Die Wiederkäuerfliege

Januar 2012, «Atlant's column» auf micronaut.ch
Sie blicken hier auf die Unterseite einer Fliegenzunge. Die wellenartigen Strukturen in der oberen Hälfte des Bildes sind Teil des so genannten Labellums. Es ähnelt der Bodenbürste eines Staubsaugers. Und genau so verwendet die Fliege diesen Körperteil auch.

© Martin Oeggerli
Sie berührt mit ihm eine feuchte Oberfläche und saugt sie auf. Der untere Teil des Bildes zeigt den Beginn des «Schlauchs», durch den die Flüssigkeit zum Mund wandert. Wir nehmen also die Perspektive eines Nahrungsteilchens ein, das im Begriff ist aufgesogen zu werden.

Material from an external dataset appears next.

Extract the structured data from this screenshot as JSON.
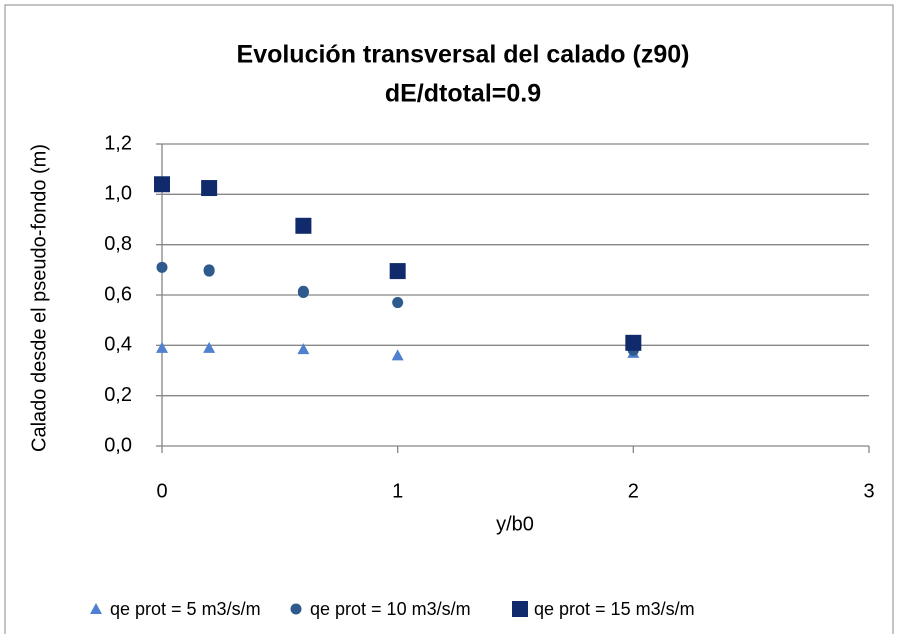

Kauen kann eine Fliege nicht. Wenn die Nahrungsquelle zu trocken ist, wie beispielsweise ein Stück Zucker, benetzt sie diese mit Speichel bis sich die Oberfläche auflöst.

Anders als ein Staubsauger besitzt eine Fliegenzunge nicht nur einen, sondern ganz viele Schläuche. Im Prinzip sind es nur Schlauchhälften (hier orange und gelb eingefärbt). Sie heissen Pseudotracheen – «falsche Luftröhren», weil die Fliege mit ihnen keine Luft, sondern Flüssigkeiten aufsaugt. Ihr Durchmesser beträgt ein halber Mikrometer. Das heisst, auf grössere Nahrungsteilchen wie Pollen, Hefepilze oder Sporen muss die Fliege verzichten, weil sie nicht durch die Pseudotracheen passen.

Appetit auf Fäkalbakterien
Aber das macht nichts. Ihr Leibgericht sind ohnehin die winzigen Fäkalbakterien, die sie so ziemlich überall findet: an einer Türklinke, auf dem Küchentisch oder auf dem Boden. Und natürlich stehen auch jegliche zucker- und salzhaltigen Flüssigkeiten wie Sirup, Schweiss oder Ketchup auf ihrem Speiseplan.
© Martin Oeggerli
Wie weiss sie überhaupt, was sie vor der Nase hat? Sie kann es schmecken. Das Labellum ist mit winzigen Stäbchen gespickt (gelb eingefärbt). Das sind die Geschmacksnerven. Wenn sie mit geeigneter Nahrung in Berührung kommen, schicken sie ein Feuerwerk von elektrischen Impulsen an das winzige Fliegenhirn. «Iss mich!» lautet die Botschaft.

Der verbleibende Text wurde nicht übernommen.